Arriving in Vegas we realized deep learning is a subfield of machine learning, which is a broader area within the field of artificial intelligence (AI) and that explains the big hairy algorithms bombing the car as Razor drove and I smoked. Razor focused on how algorithms and techniques that allow computer systems to learn and improve their performance on tasks by processing and analyzing vast amounts of data was happening as we drove. "You have to understand," Razor said, "deep learning is inspired by the structure and function of the human brain man using artificial neural networks to model complex patterns and representations data." The human brain modeled in data worked for me, so I tossed one smoke to light another.
"Deep" in deep learning refers to the presence of multiple layers within these neural networks," Razor continued. "So you're say it's all about connections," I said. "Eureka," the big man shouted, "each layer of the network consists of interconnected nodes, or neurons, that process and transmit information." I told Razor he lost me, so he backed up and open a can of something, lifted his cigarette holder to his lips and said, "As data passes through the network's layers neurons learn to recognize abstract and high-level features." "So what you are say," I said as my brain was working faster than my mouth, "is this hierarchical learning process enables deep learning models to identify and extract intricate data patterns leading better performance in various tasks, tasks we may or may not want to do anymore." I could tell by the way Razor's eyes smiled I was onto it. We were deep and going deeper.

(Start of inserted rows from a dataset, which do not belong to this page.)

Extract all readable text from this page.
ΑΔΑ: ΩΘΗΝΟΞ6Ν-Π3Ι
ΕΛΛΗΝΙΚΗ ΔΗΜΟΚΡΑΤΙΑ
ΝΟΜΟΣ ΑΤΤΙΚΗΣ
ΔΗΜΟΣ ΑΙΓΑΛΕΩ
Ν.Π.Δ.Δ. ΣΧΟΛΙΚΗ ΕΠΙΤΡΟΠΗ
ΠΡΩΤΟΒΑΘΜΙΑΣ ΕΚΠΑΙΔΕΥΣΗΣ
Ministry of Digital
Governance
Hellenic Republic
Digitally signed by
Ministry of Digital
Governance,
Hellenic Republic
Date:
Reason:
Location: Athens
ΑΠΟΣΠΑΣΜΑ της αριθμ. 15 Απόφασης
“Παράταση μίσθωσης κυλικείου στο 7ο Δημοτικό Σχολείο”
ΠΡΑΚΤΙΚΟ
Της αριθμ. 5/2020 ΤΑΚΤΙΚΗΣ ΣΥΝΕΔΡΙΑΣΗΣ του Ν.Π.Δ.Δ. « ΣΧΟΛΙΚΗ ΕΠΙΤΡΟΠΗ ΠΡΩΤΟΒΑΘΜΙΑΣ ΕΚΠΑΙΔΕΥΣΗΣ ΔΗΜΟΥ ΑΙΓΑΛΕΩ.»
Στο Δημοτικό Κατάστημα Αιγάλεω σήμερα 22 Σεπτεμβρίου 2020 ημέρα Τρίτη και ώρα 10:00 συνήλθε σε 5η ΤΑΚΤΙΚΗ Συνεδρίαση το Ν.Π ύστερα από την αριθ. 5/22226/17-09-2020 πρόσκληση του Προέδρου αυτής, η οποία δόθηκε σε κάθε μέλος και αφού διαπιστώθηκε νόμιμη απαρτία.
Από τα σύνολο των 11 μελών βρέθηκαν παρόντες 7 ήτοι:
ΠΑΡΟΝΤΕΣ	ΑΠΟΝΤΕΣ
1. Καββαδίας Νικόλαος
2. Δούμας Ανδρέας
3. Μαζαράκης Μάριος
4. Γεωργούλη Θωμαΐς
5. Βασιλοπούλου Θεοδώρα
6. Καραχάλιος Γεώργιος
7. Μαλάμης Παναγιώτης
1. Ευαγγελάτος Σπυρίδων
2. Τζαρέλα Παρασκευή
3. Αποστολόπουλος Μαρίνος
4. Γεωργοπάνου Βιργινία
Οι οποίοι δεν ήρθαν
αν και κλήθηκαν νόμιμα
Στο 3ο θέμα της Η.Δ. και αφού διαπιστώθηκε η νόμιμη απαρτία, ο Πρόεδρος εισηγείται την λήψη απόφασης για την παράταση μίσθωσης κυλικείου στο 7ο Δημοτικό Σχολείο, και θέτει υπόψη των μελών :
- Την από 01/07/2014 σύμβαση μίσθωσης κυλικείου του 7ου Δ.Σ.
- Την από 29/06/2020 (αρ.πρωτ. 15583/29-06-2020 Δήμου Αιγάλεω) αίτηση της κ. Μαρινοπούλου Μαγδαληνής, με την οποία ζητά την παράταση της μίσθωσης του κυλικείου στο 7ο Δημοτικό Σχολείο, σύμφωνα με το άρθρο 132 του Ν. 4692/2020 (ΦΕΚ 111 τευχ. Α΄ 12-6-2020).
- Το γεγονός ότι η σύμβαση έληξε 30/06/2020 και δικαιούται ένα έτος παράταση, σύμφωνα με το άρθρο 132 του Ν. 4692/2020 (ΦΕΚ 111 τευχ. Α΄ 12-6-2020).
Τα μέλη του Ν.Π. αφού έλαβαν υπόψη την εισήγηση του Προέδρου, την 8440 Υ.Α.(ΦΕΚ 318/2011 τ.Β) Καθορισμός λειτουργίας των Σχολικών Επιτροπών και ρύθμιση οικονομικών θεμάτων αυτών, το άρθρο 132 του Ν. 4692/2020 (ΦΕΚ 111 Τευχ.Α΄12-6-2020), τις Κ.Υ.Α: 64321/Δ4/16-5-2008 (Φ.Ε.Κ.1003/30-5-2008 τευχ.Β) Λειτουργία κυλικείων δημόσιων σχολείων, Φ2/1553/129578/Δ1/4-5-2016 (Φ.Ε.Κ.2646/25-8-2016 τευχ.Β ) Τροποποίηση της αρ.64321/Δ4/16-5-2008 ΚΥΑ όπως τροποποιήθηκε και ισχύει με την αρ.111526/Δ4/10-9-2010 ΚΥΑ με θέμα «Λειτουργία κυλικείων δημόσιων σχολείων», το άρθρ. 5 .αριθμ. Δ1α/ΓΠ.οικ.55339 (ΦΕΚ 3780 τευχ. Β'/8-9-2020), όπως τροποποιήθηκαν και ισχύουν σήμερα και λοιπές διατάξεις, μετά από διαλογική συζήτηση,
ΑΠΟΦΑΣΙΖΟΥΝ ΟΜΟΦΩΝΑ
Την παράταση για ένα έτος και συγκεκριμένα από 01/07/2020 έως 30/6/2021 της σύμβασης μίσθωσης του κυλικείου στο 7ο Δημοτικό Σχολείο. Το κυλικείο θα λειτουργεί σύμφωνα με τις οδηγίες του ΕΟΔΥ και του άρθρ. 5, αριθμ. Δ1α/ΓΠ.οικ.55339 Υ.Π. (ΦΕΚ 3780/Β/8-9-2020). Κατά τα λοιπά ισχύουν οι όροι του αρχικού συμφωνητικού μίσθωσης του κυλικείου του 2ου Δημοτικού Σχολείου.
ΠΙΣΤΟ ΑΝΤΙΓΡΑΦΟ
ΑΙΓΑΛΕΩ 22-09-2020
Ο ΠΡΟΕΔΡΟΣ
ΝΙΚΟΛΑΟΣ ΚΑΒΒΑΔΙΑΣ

"You know my portrait you created with Dall-E," my intense companion asked, "Deep learning helps image and speech recognition, natural language processing, and game playing and I know all about deep games," Razor concluded. "Does deep learning models include convolutional neural networks (CNNs) for image processing, recurrent neural networks (RNNs) for sequence data, and transformers for natural language processing tasks," I asked. "Yes," my tall companion said, "now let's head to the room because we are suspicious standing here in the middle of the lobby having such deep thoughts."
Once we figured out the room key, Razo explained how the rapid growth and success of deep learning was due to the availability of large-scale datasets, advancements in computational power (such as GPUs), cloud computing, and the development of novel algorithms and architectures. "That's a novel I'd like to write," I said as we stared out into a cooling dessert wondering about the future of AI and knowing we would take another Gonzo journey soon. In the beginning, middle, and end there is Gonzo. Gonzo is what we've got.